Enticing-looking food makes us produce more saliva, which in turn aids swallowing and digestion. Red, pink and combinations of the red/orange/yellow range are inviting, as are golden-brown toppings (try cheese with breadcrumbs and paprika). Children often reject green food, but, again, evolution explains this: long ago we learned to reject the colour of unripe fruits and prefer the warm colours of tastier, ripe fruit.

Pureeing greens with potato or into soup and using funny names can help make them more acceptable. Also beware of presenting too much white food, and avoid masking or 'hiding' food - children like to see what they're getting. Importantly, too, it should all smell good! Keep the eating area calm, and make it inviting with colourful plates, napkins, and flowers.

Widening the tastes

Serve a wide variety of tasty foods at meal and snack times, introducing, gently and gradually, bitter and sour tastes. Forget low- flavour foods like 'mild' cheese. It can be instructive to see how readily young children will eat olives, Parmesan, salami, curries, liver, kidney, coriander ... if they're used to them. We seem afraid of serving children flavourful food, so their diet often finishes up being very bland - and beige-coloured! As a result, we're not, as a nation, open to eating unknown foods, unlike people (including children) in the rest of the EU and beyond, who are absolutely used to seeing and eating brightly-coloured food with a wide range of tastes.

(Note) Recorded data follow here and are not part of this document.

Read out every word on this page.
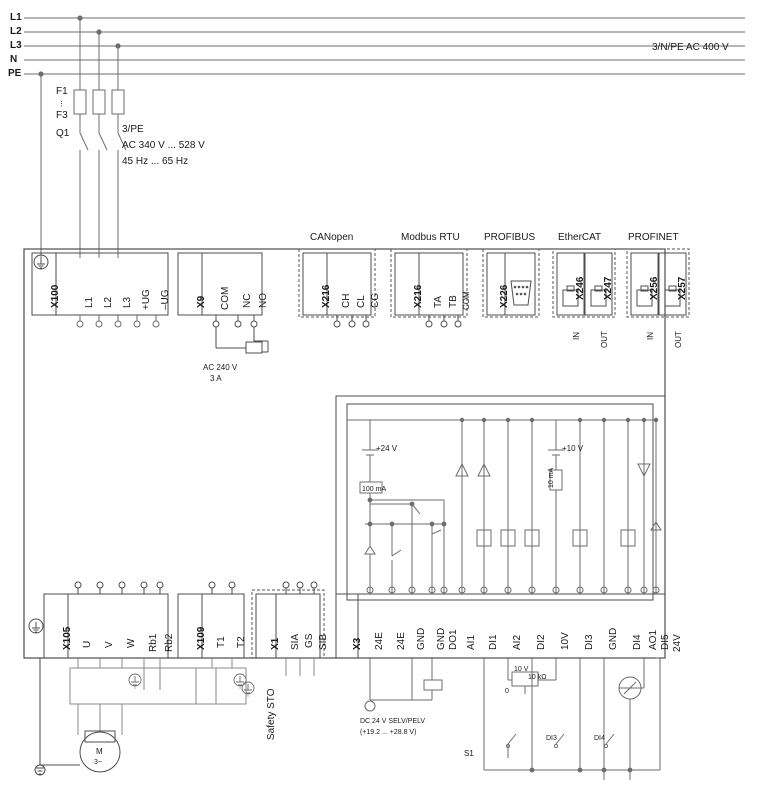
L1
L2
L3
N
PE
3/N/PE AC 400 V
F1
⋮
F3
Q1	3/PE
AC 340 V ... 528 V
45 Hz ... 65 Hz
X100 L1 L2 L3 +UG –UG	X9 COM NC NO
AC 240 V
3 A
CANopen
X216 CH CL CG
Modbus RTU
X216 TA TB COM
PROFIBUS
X226
EtherCAT
X246 X247
IN OUT
PROFINET
X256 X257
IN OUT
X105 U V W Rb1 Rb2 X109 T1 T2 X1 SIA GS SIB
Safety STO
X3 24E 24E GND GND DO1 AI1 DI1 AI2 DI2 10V DI3 GND DI4 AO1 DI5 24V
+24 V
100 mA
+10 V
10 mA
DC 24 V SELV/PELV
(+19.2 ... +28.8 V)
10 V
0
10 kΩ
S1
DI3	DI4
M
3~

Try a 'taste table' (but beware of pressure to 'have a taste'). Have tasting/smelling/handling sessions of new foods, perhaps connected to a story or verse, and before they appear on the menu. The greater variety of foods eaten early on, the more open we can be to new tastes for life.

But remember, after age two or three, children can go through a stage of rejecting previously liked foods. High-energy, easy to chew things such as potato, spaghetti, peas, beans, bananas and cake may be the preferred foods for a while.

Other European countries take food more seriously. For example, children in France, Italy and Switzerland have serious tasting sessions of quality foods, and learn, for instance, to critically taste different kinds of olive oil! It's all paid for by the foods' producers and companies. When will something like that happen here? Meanwhile, it seems it's up to us to train children's taste buds and help them to enjoy the wonderful variety of the world's foods.

TASTE AND FLAVOUR

There are five tastes: sweet, sour, salt, bitter and umami. Umami is 'mouth feel' or 'mouth fullness'. We are aware of it when we eat a strong flavour that seems to fill the whole of the mouth. Different parts of the tongue are particularly sensitive to different tastes - the tip is especially sensitive to sweetness, and the sides to sourness.

Flavour is slightly different. It's more about neuroscience and what we experience in our heads: we register the flavour of something just behind the bridge of the nose and between the ears. We can be very aware of this area when we eat something strongtasting, like mustard.